Friday, March 29, 2013
Where the Mountain Meets the Moon, by Grace Lin
I'll be honest: I don't like seeing homeless people standing in medians, holding cardboard signs, and asking for money. Their presence makes me uncomfortable, because I am driving a car and wearing clean clothes and wearing my permanent orthodontic retainer and showing any number of other signs of relative privilege, while they are the epitome of need. I am blessed in many ways that keep me from standing on a roadside asking for help from strangers. Ways, in other words, in which these people are not blessed.

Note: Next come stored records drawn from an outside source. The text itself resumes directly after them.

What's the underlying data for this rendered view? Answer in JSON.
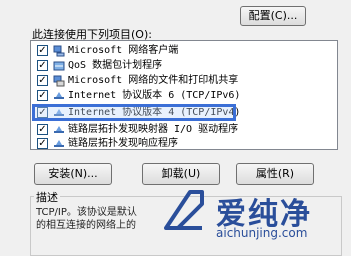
{
  "config_button": "配置(C)...",
  "list_label": "此连接使用下列项目(O):",
  "items": [
    {
      "label": "Microsoft 网络客户端",
      "checked": true,
      "icon": "network-client-icon"
    },
    {
      "label": "QoS 数据包计划程序",
      "checked": true,
      "icon": "qos-icon"
    },
    {
      "label": "Microsoft 网络的文件和打印机共享",
      "checked": true,
      "icon": "file-printer-sharing-icon"
    },
    {
      "label": "Internet 协议版本 6 (TCP/IPv6)",
      "checked": true,
      "icon": "protocol-icon"
    },
    {
      "label": "Internet 协议版本 4 (TCP/IPv4)",
      "checked": true,
      "icon": "protocol-icon",
      "selected": true
    },
    {
      "label": "链路层拓扑发现映射器 I/O 驱动程序",
      "checked": true,
      "icon": "protocol-icon"
    },
    {
      "label": "链路层拓扑发现响应程序",
      "checked": true,
      "icon": "protocol-icon"
    }
  ],
  "buttons": {
    "install": "安装(N)...",
    "uninstall": "卸载(U)",
    "properties": "属性(R)"
  },
  "description": {
    "legend": "描述",
    "line1": "TCP/IP。该协议是默认",
    "line2": "的相互连接的网络上的"
  },
  "watermark": {
    "name": "爱纯净",
    "url": "aichunjing.com"
  },
  "colors": {
    "highlight_border": "#3b6fd6",
    "watermark": "#2a4e9a"
  }
}
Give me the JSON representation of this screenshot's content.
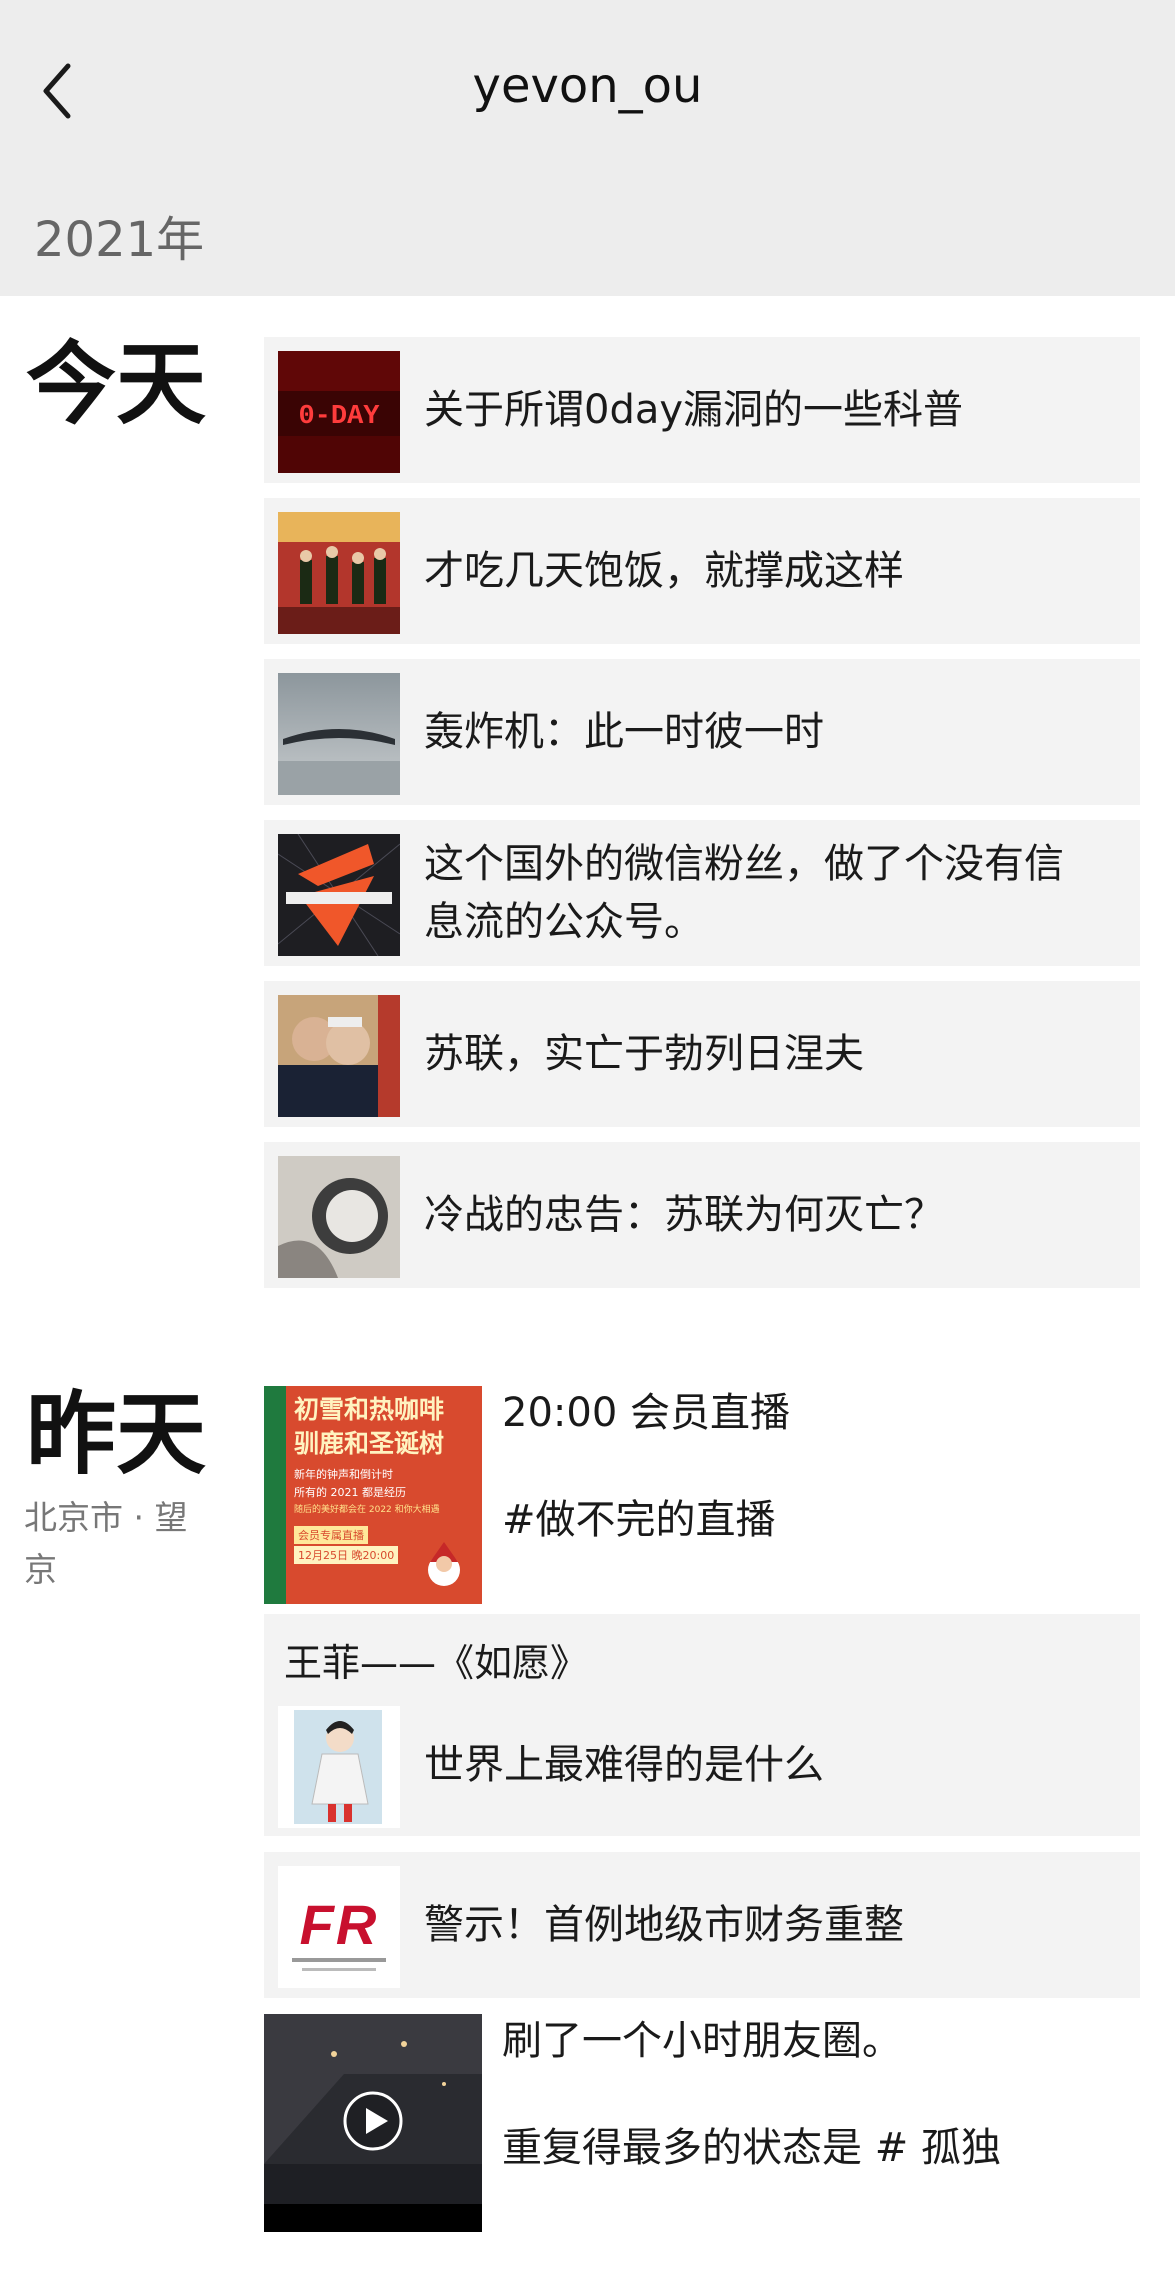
{
  "header": {
    "title": "yevon_ou",
    "year": "2021年"
  },
  "sections": [
    {
      "day": "今天",
      "items": [
        {
          "title": "关于所谓0day漏洞的一些科普",
          "thumb_text": "0-DAY"
        },
        {
          "title": "才吃几天饱饭，就撑成这样"
        },
        {
          "title": "轰炸机：此一时彼一时"
        },
        {
          "title": "这个国外的微信粉丝，做了个没有信息流的公众号。"
        },
        {
          "title": "苏联，实亡于勃列日涅夫"
        },
        {
          "title": "冷战的忠告：苏联为何灭亡？"
        }
      ]
    },
    {
      "day": "昨天",
      "location": "北京市 · 望京",
      "posts": [
        {
          "line1": "20:00 会员直播",
          "line2": "#做不完的直播",
          "poster": {
            "headline1": "初雪和热咖啡",
            "headline2": "驯鹿和圣诞树",
            "sub1": "新年的钟声和倒计时",
            "sub2": "所有的 2021 都是经历",
            "sub3": "随后的美好都会在 2022 和你大相遇",
            "badge": "会员专属直播",
            "date": "12月25日 晚20:00"
          }
        },
        {
          "music_title": "王菲——《如愿》",
          "article": "世界上最难得的是什么"
        },
        {
          "article": "警示！首例地级市财务重整",
          "logo_text": "FR"
        },
        {
          "line1": "刷了一个小时朋友圈。",
          "line2": "重复得最多的状态是 # 孤独"
        }
      ]
    }
  ]
}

When I really assess my discomfort, I find that it doesn't come from a deep fear of that-could-be-me. It doesn't come from the not-uncommon opinions of go-get-a-job-why-don't-ya or you'll-probably-just-spend-it-on-booze. No, it comes from the feeling of skewed perspectives skewering my own self-evaluation. I might often think that I am broke, but my tough times are a hell of a lot cushier than the guy fortunate enough to find a piece of cardboard and a magic marker.
Yesterday, pulling into the grocery story, Jenny and I passed a man in the median asking for help. His dog laid by him, clearly pleased just to be with her friend. I felt bad for the dog, who hadn't asked to be in this situation -- as if the man had.
We bought the staples to get us through the month -- milk, eggs, bananas -- our tight budget for the month already tapped. We left the store, and the light at the edge of the parking lot turned red. I was first in line to pull up next to the man and dog in need. "I don't want to look at them," I said. "I feel too bad." So I stopped the car where the windshield pillar obstructed my view.
I stared straight ahead, in that way where I was ignoring the man by trying to look like I wasn't ignoring him. I couldn't even look at Jenny, because it would look like I was avoiding looking at him. I think the whole time, she was busy staring at me. "Or you could just help them, if you want to. We have change."
Protest was my reaction. We did have change in the console; not much, but some, and it was for parking meters. Yet I felt that Jenny's spirit was open and giving at that moment. Why wasn't mine more so? Especially because I had Grace Lin's book fresh in mind, where Minli learns to be thankful for what she has, and to improve other folks' fortunes instead of her own. Where everyone finds happiness that way.
I didn't think. I rode the wave of feeling that swelled from my gut to my shoulders. I scooped up the tray of coins, rolled down the window, pulled forward, and handed the man the change. While the notoriously long light sat on red, we chatted. He was not a homeless man, and I was not a driver of a car. We were two guys talking about a sweet dog.
More factors went into that moment than a kid's book about a girl's attempts to change her family's fortune. But Where the Mountain Meets the Moon played its part. Books change the world, because they change their readers. That's the strength of a story.